Aging in place came into prominence in the 1970s, with research investigating why older adults preferred to age where they lived versus being moved to facilities outside their communities. The emphasis was on place, and the interaction of the older adult with their environment. Naturally Occurring Retirement Communities (NORCs) were an outgrowth of this research and emphasized providing services where large numbers of older adults live. While these communities were not designed with older adults in mind, a significant percentage of the populations that lives in NORCs is older adults.

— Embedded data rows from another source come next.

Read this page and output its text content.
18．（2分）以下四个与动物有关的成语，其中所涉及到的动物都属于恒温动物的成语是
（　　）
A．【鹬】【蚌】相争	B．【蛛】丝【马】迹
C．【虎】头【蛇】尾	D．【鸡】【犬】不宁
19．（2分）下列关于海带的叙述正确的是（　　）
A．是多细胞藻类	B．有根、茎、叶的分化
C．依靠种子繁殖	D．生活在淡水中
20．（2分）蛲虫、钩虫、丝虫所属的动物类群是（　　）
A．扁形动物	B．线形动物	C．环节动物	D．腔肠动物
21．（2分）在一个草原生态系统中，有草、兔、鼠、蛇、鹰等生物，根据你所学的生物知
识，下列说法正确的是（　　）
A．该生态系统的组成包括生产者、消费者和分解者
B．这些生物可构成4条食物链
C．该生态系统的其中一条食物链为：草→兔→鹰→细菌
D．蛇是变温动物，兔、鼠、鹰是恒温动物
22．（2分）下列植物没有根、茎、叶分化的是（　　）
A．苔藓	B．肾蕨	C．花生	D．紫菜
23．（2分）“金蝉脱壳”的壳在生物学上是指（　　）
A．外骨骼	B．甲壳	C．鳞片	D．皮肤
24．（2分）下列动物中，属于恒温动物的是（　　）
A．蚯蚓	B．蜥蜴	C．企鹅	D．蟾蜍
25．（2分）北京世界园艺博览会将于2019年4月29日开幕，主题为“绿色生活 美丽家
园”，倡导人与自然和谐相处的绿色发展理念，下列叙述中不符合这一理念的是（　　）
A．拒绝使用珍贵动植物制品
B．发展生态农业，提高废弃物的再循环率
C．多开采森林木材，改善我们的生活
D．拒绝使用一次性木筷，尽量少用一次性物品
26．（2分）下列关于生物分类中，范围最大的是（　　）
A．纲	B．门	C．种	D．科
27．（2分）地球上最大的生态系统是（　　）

But a recent study published by the Joint Center of Housing Studies of Harvard University noted that NORCs scored lower on the AARP livability index. This scale considers housing affordability and access; neighborhood access to life, work and play; convenient and safe transportation; a clean environment; the opportunity for civic and social engagement; health access quality and prevention; and the opportunity for inclusion as well as innovative possibilities.
While the Harvard study pointed out NORC strengths like social engagement, environment and housing, the scores were significantly lower when it came to opportunity and neighborhood scoring. Thus raising the question, When is aging in place stuck in place?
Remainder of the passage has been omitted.